[Persistence-sig] getting started

Kevin Altis altis@semi-retired.com
Wed, 10 Jul 2002 13:30:34 -0700


I'm the lead for the PythonCard project
http://pythoncard.sourceforge.net/

I'll mostly be lurking and don't expect that I will contribute any code. I'm
not a database guy and I've only been using Python for a little over a year,
so all you data gurus are much more qualified than I to say what is good and
proper. However, if there is something usable that comes out of this SIG
then it is likely a PythonCard sample or two will get created that utilizes
the API/package. I'll go ahead and give a long introduction, to get it out
of the way and hopefully bring up some relevant topics.

Persistence in the context of PythonCard is probably a bit different than
what most people have in mind for this SIG. We don't even have complete
agreement among the main PythonCard developers on this topic.

I would like to have a storage solution that is built-in to the Python
standard distribution and that won't change in the next few years but
preferably won't change for 5-10 years or longer, so that there is little
risk of stored data becoming unusable as Python is updated. The data format
must also be cross-platform, at least for the major desktop platforms in
use, so that data created on one platform can be easily exchanged with a
user on another platform without the need for an explicit import/export.
This is where shelve falls down, unless you use dumddbm.
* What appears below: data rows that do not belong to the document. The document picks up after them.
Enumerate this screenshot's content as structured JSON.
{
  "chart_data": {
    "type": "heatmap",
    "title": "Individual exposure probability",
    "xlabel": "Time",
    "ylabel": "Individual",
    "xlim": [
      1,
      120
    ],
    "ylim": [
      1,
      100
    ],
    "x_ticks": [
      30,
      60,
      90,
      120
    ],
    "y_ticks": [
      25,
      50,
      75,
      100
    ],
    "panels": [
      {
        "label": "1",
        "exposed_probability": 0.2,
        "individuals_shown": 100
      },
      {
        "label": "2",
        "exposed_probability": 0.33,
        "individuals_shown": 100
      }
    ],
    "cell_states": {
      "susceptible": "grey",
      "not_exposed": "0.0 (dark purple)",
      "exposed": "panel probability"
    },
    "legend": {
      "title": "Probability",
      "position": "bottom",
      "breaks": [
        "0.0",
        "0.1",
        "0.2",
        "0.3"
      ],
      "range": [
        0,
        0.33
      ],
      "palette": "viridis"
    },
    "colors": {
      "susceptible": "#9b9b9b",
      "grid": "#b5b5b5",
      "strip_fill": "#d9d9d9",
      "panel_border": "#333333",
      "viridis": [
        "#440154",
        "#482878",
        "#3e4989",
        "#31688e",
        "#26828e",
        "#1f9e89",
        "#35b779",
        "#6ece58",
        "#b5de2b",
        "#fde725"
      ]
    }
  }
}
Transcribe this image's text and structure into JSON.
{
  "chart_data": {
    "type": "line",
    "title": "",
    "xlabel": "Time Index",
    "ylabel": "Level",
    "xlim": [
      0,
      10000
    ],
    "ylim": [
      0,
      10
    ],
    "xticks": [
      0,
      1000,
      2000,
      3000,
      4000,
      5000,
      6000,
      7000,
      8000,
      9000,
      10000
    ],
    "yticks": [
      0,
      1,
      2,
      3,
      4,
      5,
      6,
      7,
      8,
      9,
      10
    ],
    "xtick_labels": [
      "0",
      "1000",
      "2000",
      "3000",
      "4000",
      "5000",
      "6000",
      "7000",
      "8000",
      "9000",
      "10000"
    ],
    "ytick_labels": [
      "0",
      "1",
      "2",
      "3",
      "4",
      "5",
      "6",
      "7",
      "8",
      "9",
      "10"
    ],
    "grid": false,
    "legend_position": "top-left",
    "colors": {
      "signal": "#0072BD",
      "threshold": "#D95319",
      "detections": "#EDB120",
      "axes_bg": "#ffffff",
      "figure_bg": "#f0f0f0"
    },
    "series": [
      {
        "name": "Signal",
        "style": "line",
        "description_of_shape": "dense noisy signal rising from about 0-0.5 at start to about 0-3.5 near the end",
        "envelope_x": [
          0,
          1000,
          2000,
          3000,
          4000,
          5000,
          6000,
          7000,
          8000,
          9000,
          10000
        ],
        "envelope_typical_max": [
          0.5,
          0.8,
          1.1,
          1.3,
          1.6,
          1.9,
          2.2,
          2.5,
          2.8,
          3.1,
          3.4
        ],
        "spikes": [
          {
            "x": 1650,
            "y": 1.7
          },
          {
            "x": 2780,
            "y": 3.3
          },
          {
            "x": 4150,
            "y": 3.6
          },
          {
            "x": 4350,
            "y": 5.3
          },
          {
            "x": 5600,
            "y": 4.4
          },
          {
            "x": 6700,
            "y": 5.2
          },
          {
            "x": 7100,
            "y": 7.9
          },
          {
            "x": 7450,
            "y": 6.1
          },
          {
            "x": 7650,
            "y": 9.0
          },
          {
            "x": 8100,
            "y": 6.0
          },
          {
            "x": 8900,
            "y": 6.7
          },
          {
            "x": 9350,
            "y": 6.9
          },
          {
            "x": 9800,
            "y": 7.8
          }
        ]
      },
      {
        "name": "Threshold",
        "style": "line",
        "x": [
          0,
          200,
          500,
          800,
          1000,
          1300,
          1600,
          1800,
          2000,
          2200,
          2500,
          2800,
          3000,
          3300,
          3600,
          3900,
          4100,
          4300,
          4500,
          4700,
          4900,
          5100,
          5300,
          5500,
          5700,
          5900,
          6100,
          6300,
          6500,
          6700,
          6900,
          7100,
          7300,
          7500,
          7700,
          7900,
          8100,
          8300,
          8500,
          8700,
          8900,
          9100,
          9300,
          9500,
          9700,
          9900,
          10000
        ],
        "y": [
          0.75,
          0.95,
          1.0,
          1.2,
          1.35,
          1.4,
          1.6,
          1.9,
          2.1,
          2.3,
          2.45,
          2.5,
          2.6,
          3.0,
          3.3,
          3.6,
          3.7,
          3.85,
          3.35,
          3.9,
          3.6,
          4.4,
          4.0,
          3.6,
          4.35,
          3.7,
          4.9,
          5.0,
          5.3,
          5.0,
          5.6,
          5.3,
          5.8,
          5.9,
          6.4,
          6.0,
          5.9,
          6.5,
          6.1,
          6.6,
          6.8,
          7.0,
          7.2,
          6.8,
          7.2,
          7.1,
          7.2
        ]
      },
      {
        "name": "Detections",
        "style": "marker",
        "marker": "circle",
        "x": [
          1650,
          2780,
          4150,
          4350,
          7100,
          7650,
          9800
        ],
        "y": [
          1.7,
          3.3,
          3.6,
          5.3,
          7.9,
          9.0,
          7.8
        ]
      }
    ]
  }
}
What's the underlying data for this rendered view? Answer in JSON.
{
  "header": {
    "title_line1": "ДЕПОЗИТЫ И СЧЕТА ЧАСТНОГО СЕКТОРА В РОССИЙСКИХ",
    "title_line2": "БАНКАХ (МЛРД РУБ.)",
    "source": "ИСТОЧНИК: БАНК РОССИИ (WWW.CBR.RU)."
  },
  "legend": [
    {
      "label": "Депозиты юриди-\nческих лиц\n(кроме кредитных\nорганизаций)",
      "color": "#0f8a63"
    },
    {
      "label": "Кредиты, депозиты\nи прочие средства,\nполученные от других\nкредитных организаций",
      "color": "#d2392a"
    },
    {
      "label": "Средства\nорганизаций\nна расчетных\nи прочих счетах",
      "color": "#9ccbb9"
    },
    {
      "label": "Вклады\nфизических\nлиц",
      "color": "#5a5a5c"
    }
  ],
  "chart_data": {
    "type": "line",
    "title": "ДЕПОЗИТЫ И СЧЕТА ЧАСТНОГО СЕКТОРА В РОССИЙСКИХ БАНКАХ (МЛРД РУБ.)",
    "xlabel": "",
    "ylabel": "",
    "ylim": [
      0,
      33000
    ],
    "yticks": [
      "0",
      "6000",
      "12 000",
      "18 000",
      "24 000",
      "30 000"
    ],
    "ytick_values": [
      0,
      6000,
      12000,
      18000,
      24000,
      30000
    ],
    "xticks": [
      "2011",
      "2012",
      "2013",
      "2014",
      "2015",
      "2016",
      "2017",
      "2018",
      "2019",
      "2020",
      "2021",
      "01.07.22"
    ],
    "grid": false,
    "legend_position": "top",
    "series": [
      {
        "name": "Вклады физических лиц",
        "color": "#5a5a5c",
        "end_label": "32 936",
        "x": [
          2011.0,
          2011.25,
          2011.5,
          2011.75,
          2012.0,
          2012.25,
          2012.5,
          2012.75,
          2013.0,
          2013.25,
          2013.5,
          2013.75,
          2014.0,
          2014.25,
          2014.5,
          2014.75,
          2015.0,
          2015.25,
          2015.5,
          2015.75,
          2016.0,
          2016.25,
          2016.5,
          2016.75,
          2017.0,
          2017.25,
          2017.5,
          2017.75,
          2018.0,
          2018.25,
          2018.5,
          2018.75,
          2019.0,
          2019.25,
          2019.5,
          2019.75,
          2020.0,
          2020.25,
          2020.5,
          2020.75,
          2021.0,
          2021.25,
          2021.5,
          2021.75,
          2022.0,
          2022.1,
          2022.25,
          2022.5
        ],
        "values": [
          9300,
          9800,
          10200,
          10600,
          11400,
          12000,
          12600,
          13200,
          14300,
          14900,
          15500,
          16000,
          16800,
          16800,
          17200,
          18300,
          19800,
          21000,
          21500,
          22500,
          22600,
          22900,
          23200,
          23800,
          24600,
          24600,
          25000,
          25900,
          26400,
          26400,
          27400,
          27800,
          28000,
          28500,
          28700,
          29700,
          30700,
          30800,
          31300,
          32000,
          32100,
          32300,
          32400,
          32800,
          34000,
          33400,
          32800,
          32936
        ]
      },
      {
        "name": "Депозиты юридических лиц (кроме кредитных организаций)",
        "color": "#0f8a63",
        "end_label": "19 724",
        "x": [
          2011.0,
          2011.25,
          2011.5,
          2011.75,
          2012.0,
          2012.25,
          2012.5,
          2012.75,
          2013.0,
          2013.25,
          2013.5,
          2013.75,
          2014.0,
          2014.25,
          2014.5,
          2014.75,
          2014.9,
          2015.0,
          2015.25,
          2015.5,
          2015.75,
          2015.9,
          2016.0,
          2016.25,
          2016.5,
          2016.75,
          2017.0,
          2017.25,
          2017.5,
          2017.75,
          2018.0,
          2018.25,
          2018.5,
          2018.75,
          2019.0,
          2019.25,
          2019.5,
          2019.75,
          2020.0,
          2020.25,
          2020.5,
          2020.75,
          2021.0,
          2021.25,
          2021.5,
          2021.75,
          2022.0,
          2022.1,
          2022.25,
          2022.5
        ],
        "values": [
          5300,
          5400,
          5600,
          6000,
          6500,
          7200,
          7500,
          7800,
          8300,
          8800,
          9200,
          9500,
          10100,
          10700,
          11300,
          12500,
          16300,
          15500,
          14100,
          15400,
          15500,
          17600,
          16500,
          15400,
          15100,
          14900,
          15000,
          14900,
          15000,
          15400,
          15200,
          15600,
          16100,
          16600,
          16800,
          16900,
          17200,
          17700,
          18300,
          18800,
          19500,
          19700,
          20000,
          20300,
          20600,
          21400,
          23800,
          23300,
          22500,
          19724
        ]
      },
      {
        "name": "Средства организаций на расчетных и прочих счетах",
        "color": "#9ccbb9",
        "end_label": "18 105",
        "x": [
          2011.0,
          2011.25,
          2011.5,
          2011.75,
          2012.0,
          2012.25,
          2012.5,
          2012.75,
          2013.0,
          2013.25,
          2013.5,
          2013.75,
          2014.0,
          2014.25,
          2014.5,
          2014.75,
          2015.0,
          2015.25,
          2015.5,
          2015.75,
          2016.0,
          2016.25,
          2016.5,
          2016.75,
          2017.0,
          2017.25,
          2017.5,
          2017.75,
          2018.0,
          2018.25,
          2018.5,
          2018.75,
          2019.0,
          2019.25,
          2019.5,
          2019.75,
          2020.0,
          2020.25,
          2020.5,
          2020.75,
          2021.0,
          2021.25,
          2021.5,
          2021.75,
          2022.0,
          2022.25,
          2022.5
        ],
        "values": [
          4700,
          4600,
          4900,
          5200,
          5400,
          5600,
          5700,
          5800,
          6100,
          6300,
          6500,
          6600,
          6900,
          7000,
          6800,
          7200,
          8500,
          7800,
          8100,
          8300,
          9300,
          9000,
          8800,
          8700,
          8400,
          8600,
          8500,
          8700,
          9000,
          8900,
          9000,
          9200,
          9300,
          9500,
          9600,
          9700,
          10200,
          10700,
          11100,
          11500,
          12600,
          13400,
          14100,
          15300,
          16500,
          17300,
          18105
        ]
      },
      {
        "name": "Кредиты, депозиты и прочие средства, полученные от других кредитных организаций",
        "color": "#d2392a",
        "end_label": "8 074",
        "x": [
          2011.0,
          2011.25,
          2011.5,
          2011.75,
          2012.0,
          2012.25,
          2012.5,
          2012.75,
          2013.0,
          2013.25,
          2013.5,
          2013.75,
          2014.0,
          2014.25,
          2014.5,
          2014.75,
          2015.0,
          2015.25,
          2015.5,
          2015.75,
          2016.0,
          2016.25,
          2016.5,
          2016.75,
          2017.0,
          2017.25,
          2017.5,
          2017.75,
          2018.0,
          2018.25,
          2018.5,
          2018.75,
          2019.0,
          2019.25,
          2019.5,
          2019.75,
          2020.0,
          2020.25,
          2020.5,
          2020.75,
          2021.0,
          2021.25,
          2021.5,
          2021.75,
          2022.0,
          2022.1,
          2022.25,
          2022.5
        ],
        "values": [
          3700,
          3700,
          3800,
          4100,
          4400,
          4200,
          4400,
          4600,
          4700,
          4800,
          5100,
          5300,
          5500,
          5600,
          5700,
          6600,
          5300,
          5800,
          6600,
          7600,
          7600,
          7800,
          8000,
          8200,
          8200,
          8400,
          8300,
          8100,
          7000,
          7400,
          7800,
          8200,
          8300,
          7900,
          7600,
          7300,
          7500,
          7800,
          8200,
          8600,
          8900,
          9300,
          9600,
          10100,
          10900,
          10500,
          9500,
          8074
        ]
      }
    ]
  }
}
The storage format we end up using for PythonCard will be a basic document
type that any PythonCard app/Python script should be able to open and make
some sense of. Other storage formats will always be an option, but there
will be at least one well-defined format that any and all apps should
understand regardless of whether they are running on Windows, Mac OS X,
Linux/Unix. I'm mostly thinking of storing "dumb data" or simple types,
lists and dictionaries, so I'm not particularly concerned about being able
to store instances of complex classes and their member relations. Storing
class instances worries me because I expect some classes to change over time
and potentially break the loading of old data files created with different
versions of the classes.

Plain pickles seem to fit my requirements as long as you only use native
Python types, so that there are no dependencies on external classes and
modules when loading the pickle. A conversion of the data to a newer format
might be acceptable, but this implies some kind of versioning or other
smarts in the data file. The PythonCard flatfileDatabase sample uses a
simple list of dictionaries for storing data, keeping the entire data set in
memory while the app is running. The data can be loaded and stored as a
single pickle file (version in cvs, not release 0.6.7). I would have
preferred a solution where all the data didn't need to be in memory and the
access to each record in the list was transparent, but I ran into issues
trying to use shelve for this and we haven't gotten far enough along with
ZODB to know whether it will do the job.

A number of people working on PythonCard apps would be very happy if the
simple lists and dictionaries could be mapped to underlying SQL data stores
without the user of the storage needing to know anything about SQL.
Concurrency and transactions would be nice too.

I posted a message to the PythonCard-users mailing list about shelve at the
end of June that covers some of the issues I ran into with shelve.

"why we probably don't want to use shelve"
http://aspn.activestate.com/ASPN/Mail/Message/1259977

There are even more messages in the PythonCard-users archive about
persistence and pickle, but most of them only touch on issues this SIG will
address.

http://aspn.activestate.com/ASPN/Mail/Browse/Threaded/PythonCard

ka
---
Kevin Altis
altis@semi-retired.com
http://www.pythoncard.org/